Flash forward to 1995. I'm planning a trip to Chile and Peru, but a gap yawns in its middle. There are five free days. And there is Bolivia, north of Chile, south of Peru, about the size of Texas and California together. One thing leads to another.

And soon, here I was staggering down a ramp onto the Tarmac of the La Paz airport on a gray afternoon, my head caught in a rapidly tightening altitude-sickness vise, my hand being shaken by a tour guide named Juan Carlos Nunez, whose other hand held a sign that said "MR. CHRISTOPHER."

Now, I'm not quite ready to recommend Bolivia as a honeymoon destination, nor will I be building a summer house here. But I can say that Butch and Sundance's introduction was not wholly representative of the Bolivian tourism experience. They never skimmed across the surface of Lake Titicaca, highest major lake on the planet; never strolled the island of Thor Heyerdahl's boat builders; never learned what I did about the role of Andean llama fetuses in high-plains home construction. And when it was over, neither Butch nor Sundance got to swagger into his homestead, hand his wife a brightly colored good-luck gee gaw, and say, "Oh, by the way, I got this for you from a Bolivian witch."

Manco, Victor and Thor

Once Juan Carlos and I connected, we headed straight for the banks of Lake Titicaca. From the airport, it was a 90-minute drive to the water, beginning with the crowded streets of El Alto, a densely populated, working-poor city at the airport that has erupted in just the last 10 years. We rumbled on past empty brown plains, adobe houses and scattered green shoots risen to greet the rainy season. Picture spring on the moon.

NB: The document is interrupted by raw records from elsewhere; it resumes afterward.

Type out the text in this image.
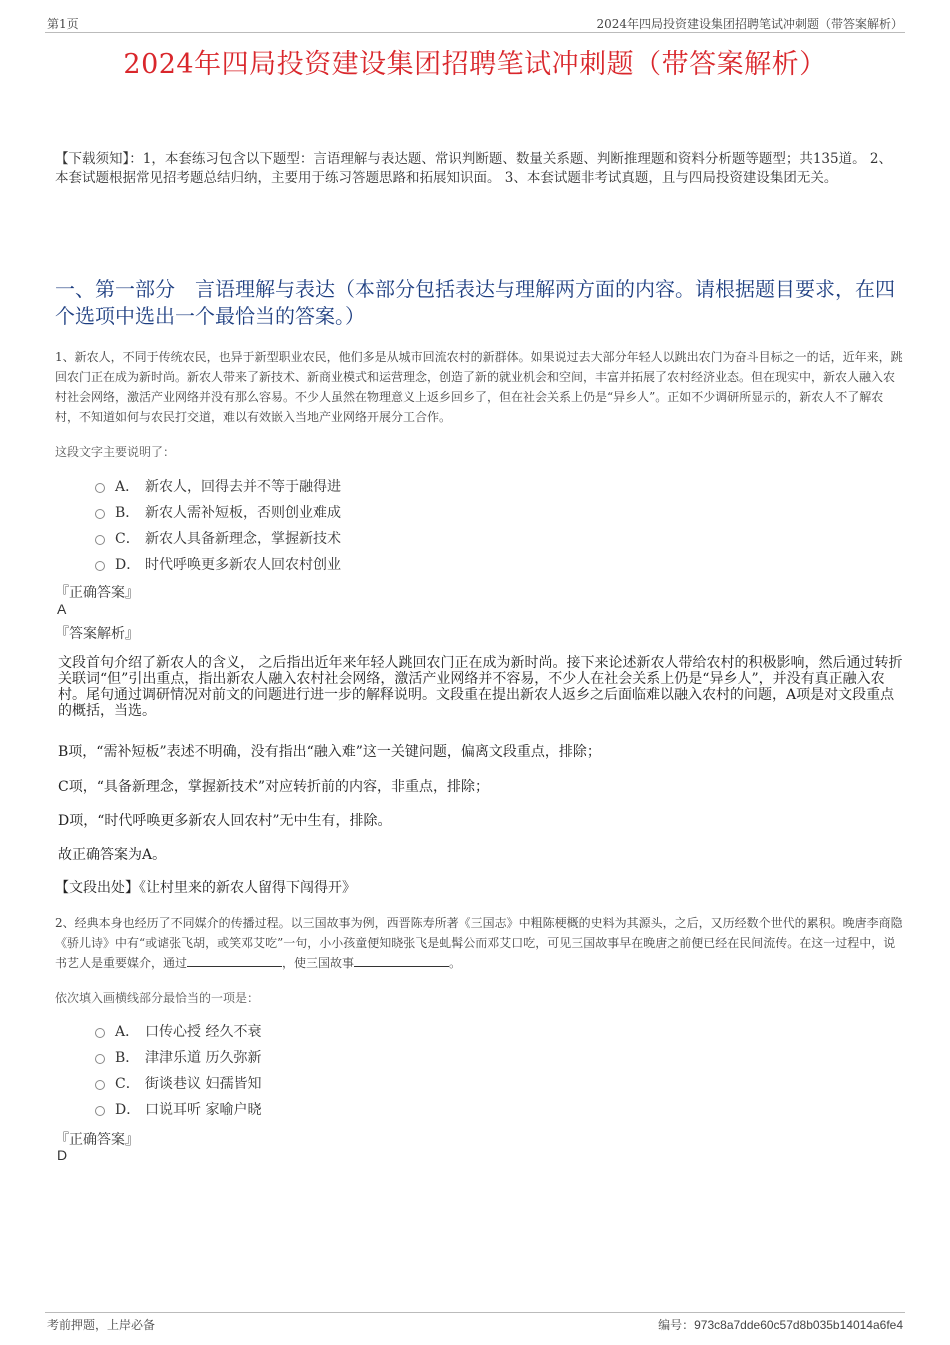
第1页	2024年四局投资建设集团招聘笔试冲刺题（带答案解析）
2024年四局投资建设集团招聘笔试冲刺题（带答案解析）

【下载须知】：1，本套练习包含以下题型：言语理解与表达题、常识判断题、数量关系题、判断推理题和资料分析题等题型；共135道。 2、本套试题根据常见招考题总结归纳，主要用于练习答题思路和拓展知识面。 3、本套试题非考试真题，且与四局投资建设集团无关。

一、第一部分　言语理解与表达（本部分包括表达与理解两方面的内容。请根据题目要求，在四个选项中选出一个最恰当的答案。）

1、新农人，不同于传统农民，也异于新型职业农民，他们多是从城市回流农村的新群体。如果说过去大部分年轻人以跳出农门为奋斗目标之一的话，近年来，跳回农门正在成为新时尚。新农人带来了新技术、新商业模式和运营理念，创造了新的就业机会和空间，丰富并拓展了农村经济业态。但在现实中，新农人融入农村社会网络，激活产业网络并没有那么容易。不少人虽然在物理意义上返乡回乡了，但在社会关系上仍是“异乡人”。正如不少调研所显示的，新农人不了解农村，不知道如何与农民打交道，难以有效嵌入当地产业网络开展分工合作。

这段文字主要说明了：

A． 新农人，回得去并不等于融得进
B． 新农人需补短板，否则创业难成
C． 新农人具备新理念，掌握新技术
D． 时代呼唤更多新农人回农村创业

『正确答案』

A

『答案解析』

文段首句介绍了新农人的含义， 之后指出近年来年轻人跳回农门正在成为新时尚。接下来论述新农人带给农村的积极影响，然后通过转折关联词“但”引出重点，指出新农人融入农村社会网络，激活产业网络并不容易，不少人在社会关系上仍是“异乡人”，并没有真正融入农村。尾句通过调研情况对前文的问题进行进一步的解释说明。文段重在提出新农人返乡之后面临难以融入农村的问题，A项是对文段重点的概括，当选。

B项，“需补短板”表述不明确，没有指出“融入难”这一关键问题，偏离文段重点，排除；

C项，“具备新理念，掌握新技术”对应转折前的内容，非重点，排除；

D项，“时代呼唤更多新农人回农村”无中生有，排除。

故正确答案为A。

【文段出处】《让村里来的新农人留得下闯得开》

2、经典本身也经历了不同媒介的传播过程。以三国故事为例，西晋陈寿所著《三国志》中粗陈梗概的史料为其源头，之后，又历经数个世代的累积。晚唐李商隐《骄儿诗》中有“或谑张飞胡，或笑邓艾吃”一句，小小孩童便知晓张飞是虬髯公而邓艾口吃，可见三国故事早在晚唐之前便已经在民间流传。在这一过程中，说书艺人是重要媒介，通过	，使三国故事	。

依次填入画横线部分最恰当的一项是：

A． 口传心授 经久不衰
B． 津津乐道 历久弥新
C． 街谈巷议 妇孺皆知
D． 口说耳听 家喻户晓

『正确答案』

D

考前押题，上岸必备	编号：973c8a7dde60c57d8b035b14014a6fe4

Juan Carlos helped with local history. Near the south end of Lake Titicaca, about 45 miles west of La Paz, lay the ruins of Tiwanacu, a sprawling complex (heavily restored) that may date back 3,500 years. (Archeologically inclined travelers usually spend an entire day on Tiwanacu; I gave it up to spend more time on the water.)

Beneath our wheels, meanwhile, lay an area known as Batallas, where farmers are still said to be finding bones and uniforms from the 1809-1825 war of independence against the Spanish. Now those neighboring fields sustain all manner of potatoes--sweet varieties in hues of red, orange and yellow, sour varieties in white and purple. The corn crop is nearly as varied, with kernels of red, white, yellow and black.

In another roadside neighborhood, Juan Carlos pointed to a sky-blue three-story house, one of the nicest in a clump of several dozen dwellings known as Huatajata. This, he said, was Victor Hugo's house.

No, not that Victor Hugo. This Victor Hugo, more expansively Victor Hugo Cardenas Conde, was and is the vice president of Bolivia, a professor of social science, who in 1993 became the first indigenous Bolivian to hold the office of vice president. Though roughly two-thirds of the country's 7.8 million citizens are descended from the pre-Columbian Aymara or Quechua people, most of those in power are mestizos who also carry Spanish blood. (In the countryside, calling someone an indio is considered an insult; the preferred term is campesino .)


The lake, when it appeared at last, was a vast reed-fringed, bird-stippled mirror, tiny boats dotting its surface, land barely visible across the water amid mist and clouds. (I went in January, but most travelers usually come around July, during the drier, clearer South American winter.)